Melih Aşık

Melih Aşık

m.asik@milliyet.com.tr

Tüm Yazıları
Haberin Devamı

Güneri Civaoğlu'nun pazar geceleri Kanal D'de yaptığı "Durum" programı, ekrana ilginç tartışmalar getiriyor. Kimi değerlerimizi daha iyi tanımamızı sağlıyor. Örneğin pekçok kişi pırıl pırıl bir anayasa profesörünü, Süheyl Batum 'u bu programla daha yakından tanıma fırsatı buluyor. Profesör Mehmet Ali Kılıçbay'ın, "İslam ve siyaset" konularını en az Fransız Profesör Olivier Roy kadar iyi bildiğini önceki akşam Durum'u izleyenler saptıyor...
Programda RP'yi bu kesimin en sakin ve sağduyulu isimlerinden biri olarak bilinen Abdullah Gül temsil etti... Abdullah Gül "Biz din partisi değiliz" derken kendisine "Taksim ve Çankaya'ya cami yapılması konusunda ısrarlı oluşlarının nedeni" soruldu. O zaman Abdullah Gül dedi ki:
- Biz, "oraya cami yapılamaz" demeyi hazmedemiyoruz... Diretmeyi hazmedemiyoruz...
Biz de bu sözleri dinlerken içimizden "pes" diyoruz...
Necmettin Erbakan Ramazan günü Taksim Parkındaki iftar çadırına giriyor. Namaz kılıyor. Namaz sonrası:
- Taksim Camii'nin temelini 27 Mart'ta atacağız. Buraya cami yaparak İstanbul'un fethini tamamlayacağız, diyor...
Taksim Cumhuriyet alanı düşman toprağı sanki... Fethedecek... Taksim parkı babasının tapulu malı. İçine iflas etmiş ekonomik programını unutturmak için cami dikecek. Halkın yüzde 80'i de koyun... Bütün bu olup bitene ses çıkartmayacak... Eğer ses çıkartırsa... Abdullah Bey bunu hazmedemeyecek...
Abdullah Gül'ü izlerken düşündük ki... Refah Partililerin en büyük hendikapı laiklik ve demokrasi ile savaşları değil... Çağdaş dünya ile uyumsuzlukları da değil. En büyük hendikapları her konuda kendilerini haklı görmeleri, "özeleştiri" diye bir kavramdan tamamen habersiz olmaları, kendilerine bir türlü karşı açıdan bakamamaları galiba... Bir başka doğrunun varlığına inanmayan insan kendi doğrularını sağlıklı kurabilir mi? Kendisine karşıdan bakamayan insan nasıl gelişme gösterir? "Herkes kötü bir tek onlar iyi" olunca diyalog nasıl kurulacak? Bilen var mı?
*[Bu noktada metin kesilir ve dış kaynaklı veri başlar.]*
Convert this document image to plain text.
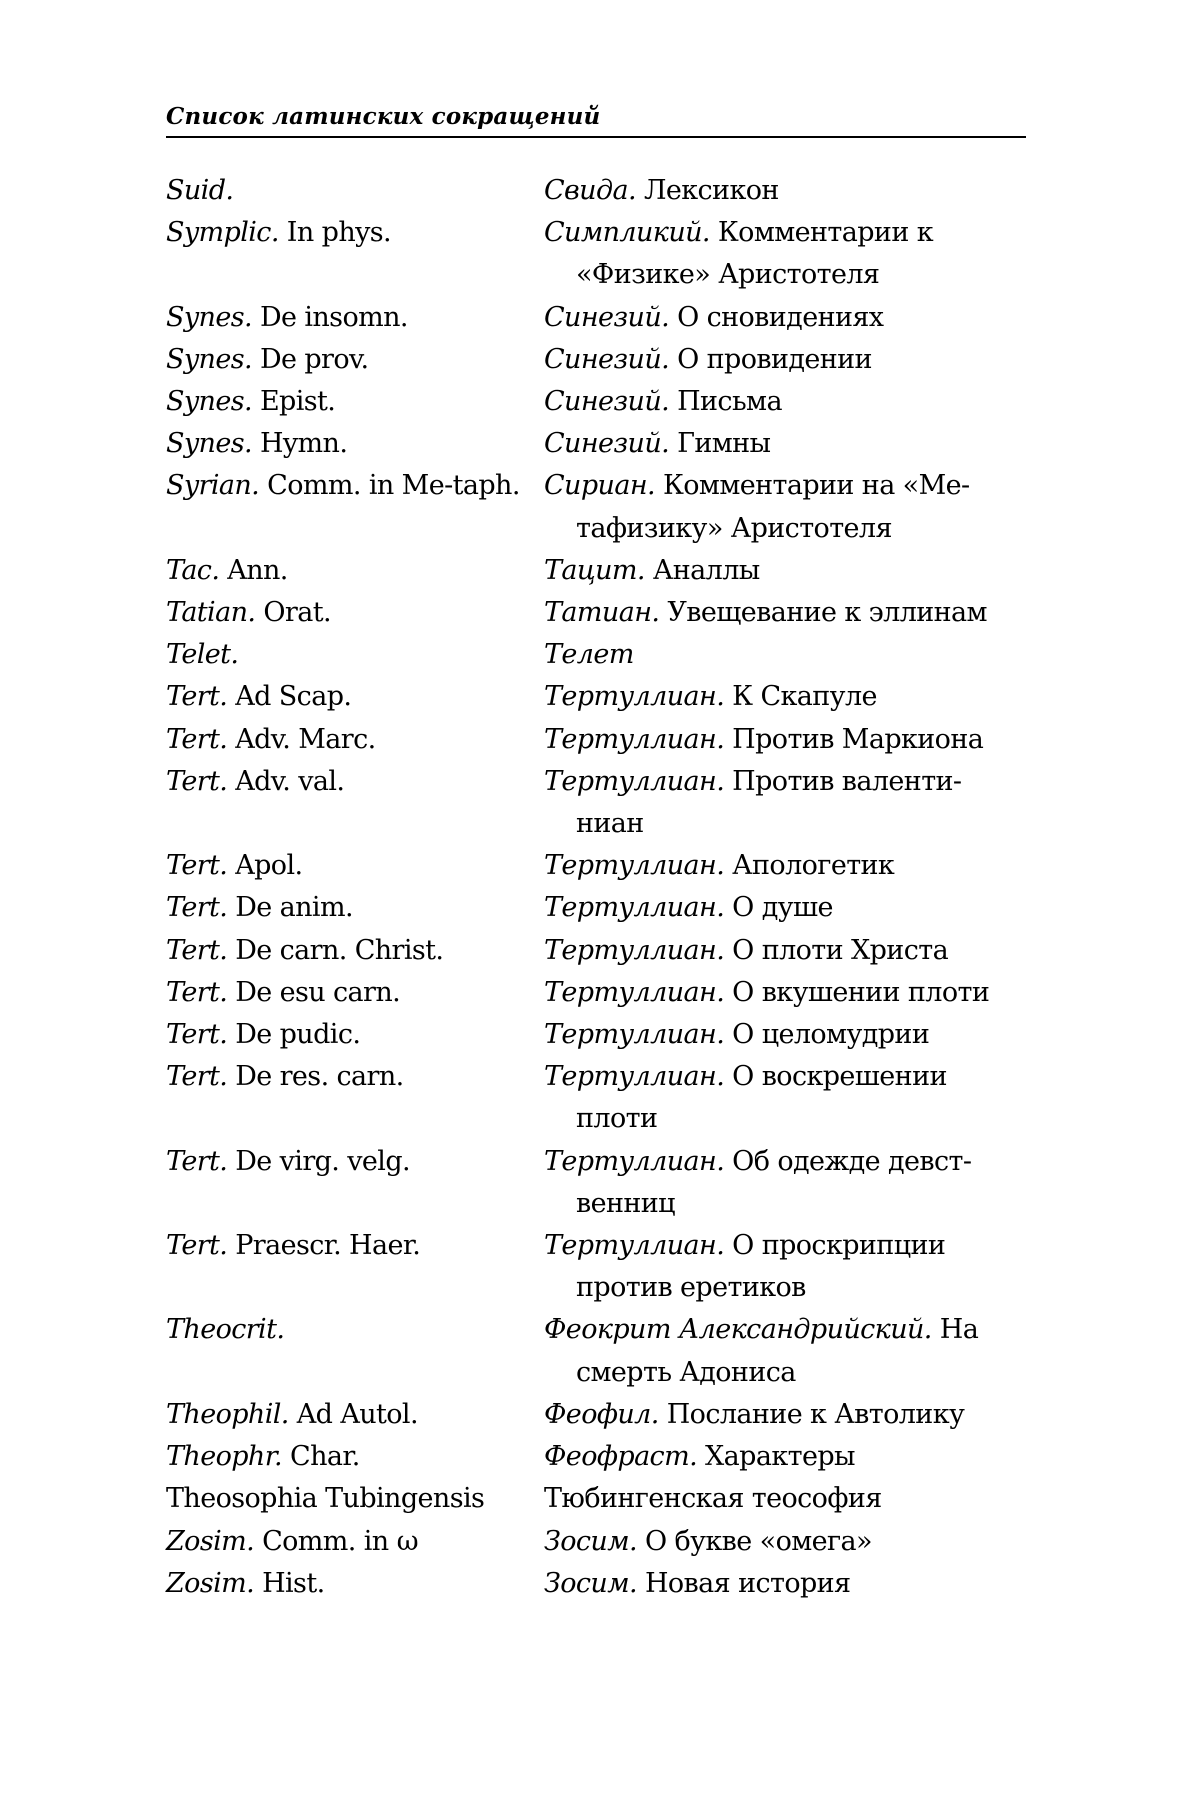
Список латинских сокращений
Suid.	Свида. Лексикон
Symplic. In phys.	Симпликий. Комментарии к «Физике» Аристотеля
Synes. De insomn.	Синезий. О сновидениях
Synes. De prov.	Синезий. О провидении
Synes. Epist.	Синезий. Письма
Synes. Hymn.	Синезий. Гимны
Syrian. Comm. in Me-taph. Сириан. Комментарии на «Ме-тафизику» Аристотеля
Tac. Ann.	Тацит. Аналлы
Tatian. Orat.	Татиан. Увещевание к эллинам
Telet.	Телет
Tert. Ad Scap.	Тертуллиан. К Скапуле
Tert. Adv. Marc.	Тертуллиан. Против Маркиона
Tert. Adv. val.	Тертуллиан. Против валенти-ниан
Tert. Apol.	Тертуллиан. Апологетик
Tert. De anim.	Тертуллиан. О душе
Tert. De carn. Christ.	Тертуллиан. О плоти Христа
Tert. De esu carn.	Тертуллиан. О вкушении плоти
Tert. De pudic.	Тертуллиан. О целомудрии
Tert. De res. carn.	Тертуллиан. О воскрешении плоти
Tert. De virg. velg.	Тертуллиан. Об одежде девст-венниц
Tert. Praescr. Haer.	Тертуллиан. О проскрипции против еретиков
Theocrit.	Феокрит Александрийский. На смерть Адониса
Theophil. Ad Autol.	Феофил. Послание к Автолику
Theophr. Char.	Феофраст. Характеры
Theosophia Tubingensis	Тюбингенская теософия
Zosim. Comm. in ω	Зосим. О букве «омега»
Zosim. Hist.	Зосим. Новая история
Genelkurmay Başkanlığı'nın yaptığı sert açıklamanın kime ve neye yönelik olduğu tartışılırken, Hürriyet Gazetesi dün "Açıklamayı bu şiir sertleştirdi" başlığı altında, RP'li Yasin Hatipoğlu'nun yazdığı şiir(!)i anımsattı. Yasin Hatipoğlu'nun şiirinde iki komutanı suçlaması Genelkurmay'ı sertleştirmiş.
Bizce komutanlar fazla ve yersiz alınganlık göstermiş.
Sebebini şiirin birkaç satını okuyunca görmek mümkün...
Mesela:
"Her mitingin fıtratı var, kahrol'u yaşa'sı var
Sobayla ısınanın küreği, maşası var...
Mülayim olmak güzel, lakin hani nerede?
Her grubun bir tane Çevik Bir paşası var...
Neden bu şiirden başkaları dururken komutanlar alınmış?
Anlamadık...
Çünkü "şiir" adı verilen bu satırlar daha önce "şiir sanatına", "edebiyat"a, "Türkçe'ye" ve cümle şairlere hakaret anlamı taşıyor ki, komutanlardan önce onların alınması lazım. Şairlerden biri "Onu öyle demezler..." li bir yanıt verir, bu mesele kapanırdı. Genelkurmay bildirisine gerek yoktu...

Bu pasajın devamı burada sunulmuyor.